Section8
Erna
――いよいよコンサートを明日に控えながら、私はアルフォンスと一緒に夕食をとっていた。
明日のコンサートはいつも参加しているものとは大きさが違うってシエラちゃんは言ってたけど……
なんだか明日のことを考えると今から緊張しちゃう。
「――エルナお嬢様、どうされましたか?」
私の様子を察したのか、アルフォンスが聞いてくる。
「なんか明日のコンサートのことを考えてたら緊張しちゃって……」
「……そうでしたか。でも大丈夫です、お嬢様は今まで練習してきたことを出し切ればいいのですから」
「……うん。そうだよね。」
私はいままで練習してきたことを出し切ればいいんだよね。
緊張して弾けなくなっちゃったら元も子もないし。
シエラちゃんと一緒にコンサートを成功させて、やっぱりブロンシェルに行きたいと思う。
そのためにはコンサートを成功させないと。
「私もだけどシエラちゃんも上手く演奏できるといいな」
私は独り言のようにつぶやく。
でも、そんな独り言にアルフォンスは答えてくれた。
「……たぶん、上手くいくと思いますよ。もしシエラ嬢が上手くいかなかったら、お嬢様が頑張ってください」
「うん、頑張る」
そうだよね、明日のために頑張ってきたんだから。
――明日演奏できなきゃ意味がないよね。
だから頑張ろう、私が出来る限り。
……と思ったけど、なんかアルフォンスが暗い顔をしてる。
「アルフォンス、どうしたの?」
「いえ……なんでもないですよ」
……今絶対嘘ついたよね。
なんとなく今表情に出てたもん。
私は疑問に思ったのでアルフォンスに聞いてみた。
「……なんでもなくないでしょ、今何か隠したよね?」
しばらく考え込んだ後、アルフォンスは答えた。
「……お嬢様が上手くいくか不安だったのです、心配そうにしていたので」
……なんだ、そんな事だったんだ。
私さっき頑張るって言ったのに……それにアルフォンスがさっき大丈夫って言ったんだよね。

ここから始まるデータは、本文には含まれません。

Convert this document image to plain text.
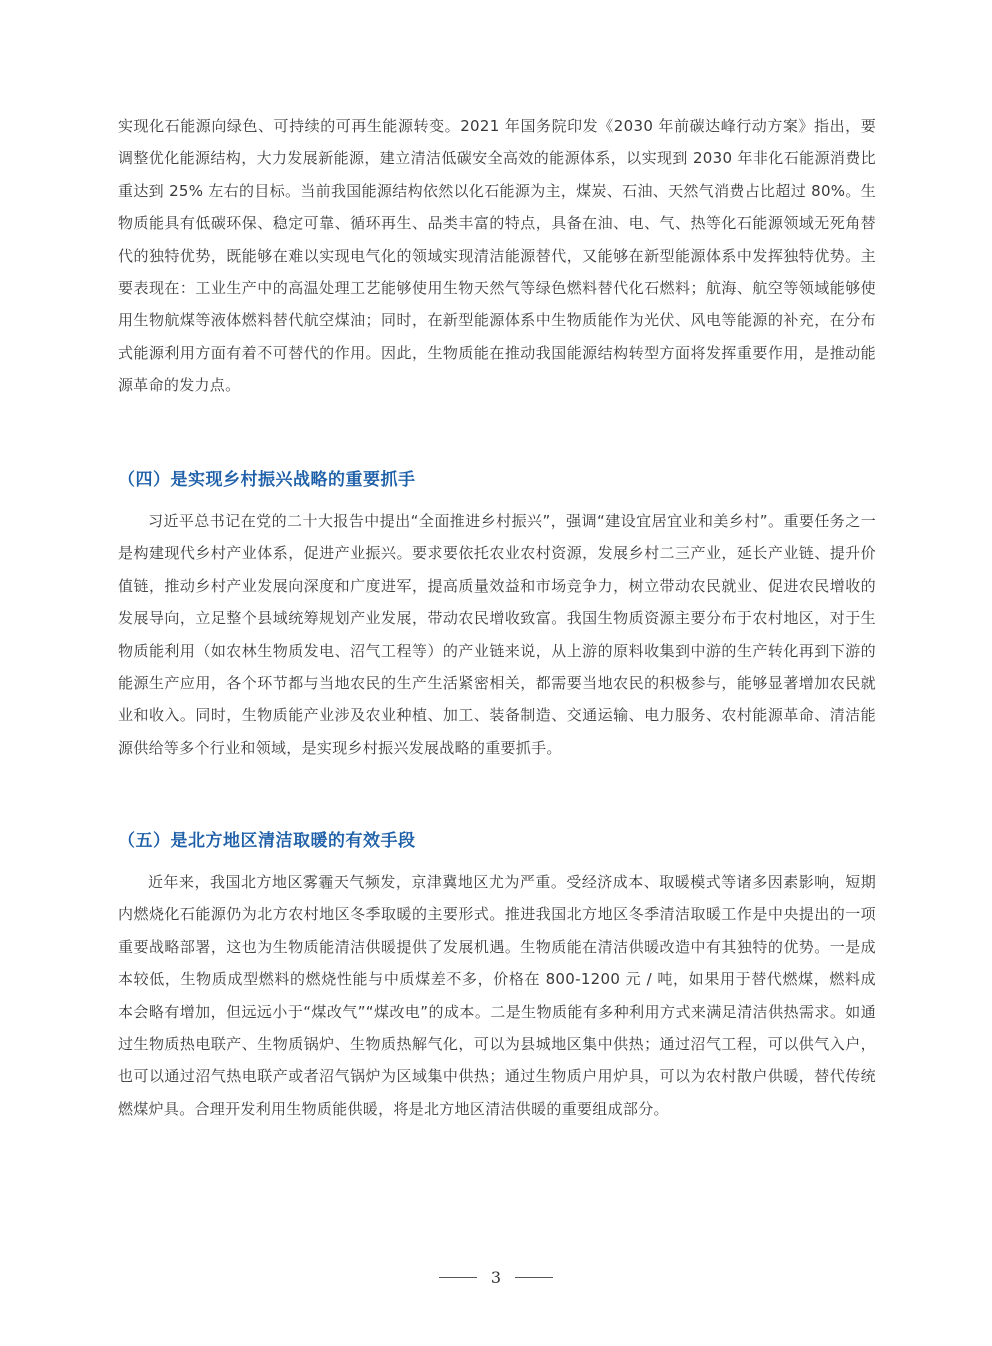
实现化石能源向绿色、可持续的可再生能源转变。2021 年国务院印发《2030 年前碳达峰行动方案》指出，要调整优化能源结构，大力发展新能源，建立清洁低碳安全高效的能源体系，以实现到 2030 年非化石能源消费比重达到 25% 左右的目标。当前我国能源结构依然以化石能源为主，煤炭、石油、天然气消费占比超过 80%。生物质能具有低碳环保、稳定可靠、循环再生、品类丰富的特点，具备在油、电、气、热等化石能源领域无死角替代的独特优势，既能够在难以实现电气化的领域实现清洁能源替代，又能够在新型能源体系中发挥独特优势。主要表现在：工业生产中的高温处理工艺能够使用生物天然气等绿色燃料替代化石燃料；航海、航空等领域能够使用生物航煤等液体燃料替代航空煤油；同时，在新型能源体系中生物质能作为光伏、风电等能源的补充，在分布式能源利用方面有着不可替代的作用。因此，生物质能在推动我国能源结构转型方面将发挥重要作用，是推动能源革命的发力点。

（四）是实现乡村振兴战略的重要抓手

习近平总书记在党的二十大报告中提出“全面推进乡村振兴”，强调“建设宜居宜业和美乡村”。重要任务之一是构建现代乡村产业体系，促进产业振兴。要求要依托农业农村资源，发展乡村二三产业，延长产业链、提升价值链，推动乡村产业发展向深度和广度进军，提高质量效益和市场竞争力，树立带动农民就业、促进农民增收的发展导向，立足整个县域统筹规划产业发展，带动农民增收致富。我国生物质资源主要分布于农村地区，对于生物质能利用（如农林生物质发电、沼气工程等）的产业链来说，从上游的原料收集到中游的生产转化再到下游的能源生产应用，各个环节都与当地农民的生产生活紧密相关，都需要当地农民的积极参与，能够显著增加农民就业和收入。同时，生物质能产业涉及农业种植、加工、装备制造、交通运输、电力服务、农村能源革命、清洁能源供给等多个行业和领域，是实现乡村振兴发展战略的重要抓手。

（五）是北方地区清洁取暖的有效手段

近年来，我国北方地区雾霾天气频发，京津冀地区尤为严重。受经济成本、取暖模式等诸多因素影响，短期内燃烧化石能源仍为北方农村地区冬季取暖的主要形式。推进我国北方地区冬季清洁取暖工作是中央提出的一项重要战略部署，这也为生物质能清洁供暖提供了发展机遇。生物质能在清洁供暖改造中有其独特的优势。一是成本较低，生物质成型燃料的燃烧性能与中质煤差不多，价格在 800-1200 元 / 吨，如果用于替代燃煤，燃料成本会略有增加，但远远小于“煤改气”“煤改电”的成本。二是生物质能有多种利用方式来满足清洁供热需求。如通过生物质热电联产、生物质锅炉、生物质热解气化，可以为县城地区集中供热；通过沼气工程，可以供气入户，也可以通过沼气热电联产或者沼气锅炉为区域集中供热；通过生物质户用炉具，可以为农村散户供暖，替代传统燃煤炉具。合理开发利用生物质能供暖，将是北方地区清洁供暖的重要组成部分。

3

「私のことなら大丈夫だよ、さっきアルフォンスが応援してくれたから」
「……そうですか、それならいいのですが……」
アルフォンスはちょっと心配性だよね。
そんなに心配されると困っちゃう。
(――あ、そういえばアルフォンスは明日来てくれるのかな……?)
たぶん来てくれるとは思うんだけど……
そう思った私はアルフォンスに聞いてみることにする。
「アルフォンス、明日のコンサート来てくれるんだよね……?」
「……えぇ、行きますよ」
やっぱり来てくれるんだ。
それなら私もちゃんと演奏しないと。
「……よかった。じゃあ明日私がんばって演奏するから楽しみにしててね」
「……はい、お嬢様。分かりました」
――何だか、アルフォンスが来てくれるなら弾けるような気がしてくる。
シエラちゃんと一緒に頑張ればいいんだよね。
(――今日もたくさん練習したし、明日に備えて今日は寝ようかな)
そう思った私は夕食の後はすぐに寝る準備をして、その日はもう寝ることにした。